Les spasmes peuvent parfois être temporairement inhibés par un traitement physique et des massages, y compris les techniques de biofeedback sensoriel (p. ex., légère pression tactile sur la mâchoire du même côté que la rotation de la tête) et tout contact léger.

Des injections de toxine botulique de type A ou B dans les muscles dystoniques peuvent réduire les spasmes douloureux pendant 1 à 4 mois chez environ 70% des patients, avec restauration d’une position plus neutre de la tête. Cependant, dans quelques cas, lorsque la toxine est injectée à plusieurs reprises, elle devient moins efficace car des anticorps neutralisants contre la toxine se développent.

Les médicaments peuvent habituellement soulager la douleur, mais ne suppriment les mouvements dystoniques que chez 25 à 33% des patients. Des anticholinergiques comme le trihexyphénidyle 10 à 25 mg po 1 fois/j ou bid permettent d’obtenir une amélioration, mais des effets indésirables peuvent en limiter l’utilisation; les benzodiazépines (notamment le clonazépam 0,5 mg po bid) et le baclofène et la carbamazépine permettent d’obtenir une amélioration. Tous les médicaments doivent être commencés à faibles doses (p. ex., trihexiphénidyl 2 mg po tid). Les doses doivent être augmentées jusqu'au contrôle des symptômes ou apparition d'effets indésirables intolérables que l'on observe (particulièrement chez le patient âgé).

La chirurgie est controversée. La procédure chirurgicale la plus efficace consiste en la section sélective des nerfs des muscles atteints, produisant un affaiblissement ou une paralysie permanentes. Les résultats sont favorables lorsque cette chirurgie est effectuée dans des centres expérimentés.

Points clés

  • Le torticolis spasmodique une dystonie cervicale fréquente qui commence à l'âge adulte, et qui est généralement idiopathique.

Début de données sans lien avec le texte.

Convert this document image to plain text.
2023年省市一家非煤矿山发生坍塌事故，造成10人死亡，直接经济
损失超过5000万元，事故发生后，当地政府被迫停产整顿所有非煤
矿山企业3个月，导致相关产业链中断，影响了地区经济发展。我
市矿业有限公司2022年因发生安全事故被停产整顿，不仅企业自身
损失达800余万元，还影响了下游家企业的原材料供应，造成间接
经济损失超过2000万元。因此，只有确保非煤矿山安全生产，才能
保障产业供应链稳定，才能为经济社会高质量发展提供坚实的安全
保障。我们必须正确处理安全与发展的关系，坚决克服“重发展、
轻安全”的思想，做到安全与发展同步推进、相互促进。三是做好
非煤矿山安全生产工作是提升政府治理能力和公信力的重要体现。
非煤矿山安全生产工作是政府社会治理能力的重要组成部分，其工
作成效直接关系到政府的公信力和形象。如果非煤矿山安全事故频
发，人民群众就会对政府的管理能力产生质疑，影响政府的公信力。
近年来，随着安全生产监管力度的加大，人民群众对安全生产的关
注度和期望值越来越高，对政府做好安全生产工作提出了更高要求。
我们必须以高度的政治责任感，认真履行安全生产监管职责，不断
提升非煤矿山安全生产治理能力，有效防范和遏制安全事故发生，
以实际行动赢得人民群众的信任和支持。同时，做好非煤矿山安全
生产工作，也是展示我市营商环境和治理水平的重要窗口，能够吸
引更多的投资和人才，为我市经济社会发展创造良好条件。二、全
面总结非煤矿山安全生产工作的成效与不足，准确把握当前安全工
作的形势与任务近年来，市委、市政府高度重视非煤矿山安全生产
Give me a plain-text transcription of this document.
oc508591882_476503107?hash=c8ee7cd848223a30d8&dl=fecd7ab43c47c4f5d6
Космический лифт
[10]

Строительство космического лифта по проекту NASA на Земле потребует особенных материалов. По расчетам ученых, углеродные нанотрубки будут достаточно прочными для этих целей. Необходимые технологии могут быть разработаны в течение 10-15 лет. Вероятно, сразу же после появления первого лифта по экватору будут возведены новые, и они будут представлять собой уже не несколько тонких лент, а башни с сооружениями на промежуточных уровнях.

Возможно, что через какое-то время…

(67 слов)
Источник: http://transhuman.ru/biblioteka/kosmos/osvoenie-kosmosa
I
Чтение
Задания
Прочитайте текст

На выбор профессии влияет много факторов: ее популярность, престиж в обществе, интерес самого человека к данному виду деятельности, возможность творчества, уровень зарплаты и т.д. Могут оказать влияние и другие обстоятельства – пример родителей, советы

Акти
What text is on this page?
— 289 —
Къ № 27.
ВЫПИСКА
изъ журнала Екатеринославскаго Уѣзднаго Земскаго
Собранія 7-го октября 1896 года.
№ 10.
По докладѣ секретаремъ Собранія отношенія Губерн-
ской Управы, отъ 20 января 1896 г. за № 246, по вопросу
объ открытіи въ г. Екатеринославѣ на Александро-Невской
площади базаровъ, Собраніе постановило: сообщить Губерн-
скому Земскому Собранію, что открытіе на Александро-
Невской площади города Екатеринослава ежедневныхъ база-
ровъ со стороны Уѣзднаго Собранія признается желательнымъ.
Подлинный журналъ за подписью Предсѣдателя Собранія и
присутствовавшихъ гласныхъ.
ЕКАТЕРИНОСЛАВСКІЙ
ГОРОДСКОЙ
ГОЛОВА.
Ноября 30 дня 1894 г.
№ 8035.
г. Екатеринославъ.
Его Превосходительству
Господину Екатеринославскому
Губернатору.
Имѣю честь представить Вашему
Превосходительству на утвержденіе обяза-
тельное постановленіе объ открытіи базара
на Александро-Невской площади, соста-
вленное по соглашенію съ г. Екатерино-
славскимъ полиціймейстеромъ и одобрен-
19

  • Le diagnostic est clinique et implique l'exclusion d'une dyskinésie tardive, les troubles des noyaux gris centraux, les infections du système nerveux central, les infections et les tumeurs du cou, et des médicaments.

  • Le traitement repose la plupart du temps sur des mesures physiques, une injection de toxine botulique et/ou des médicaments po.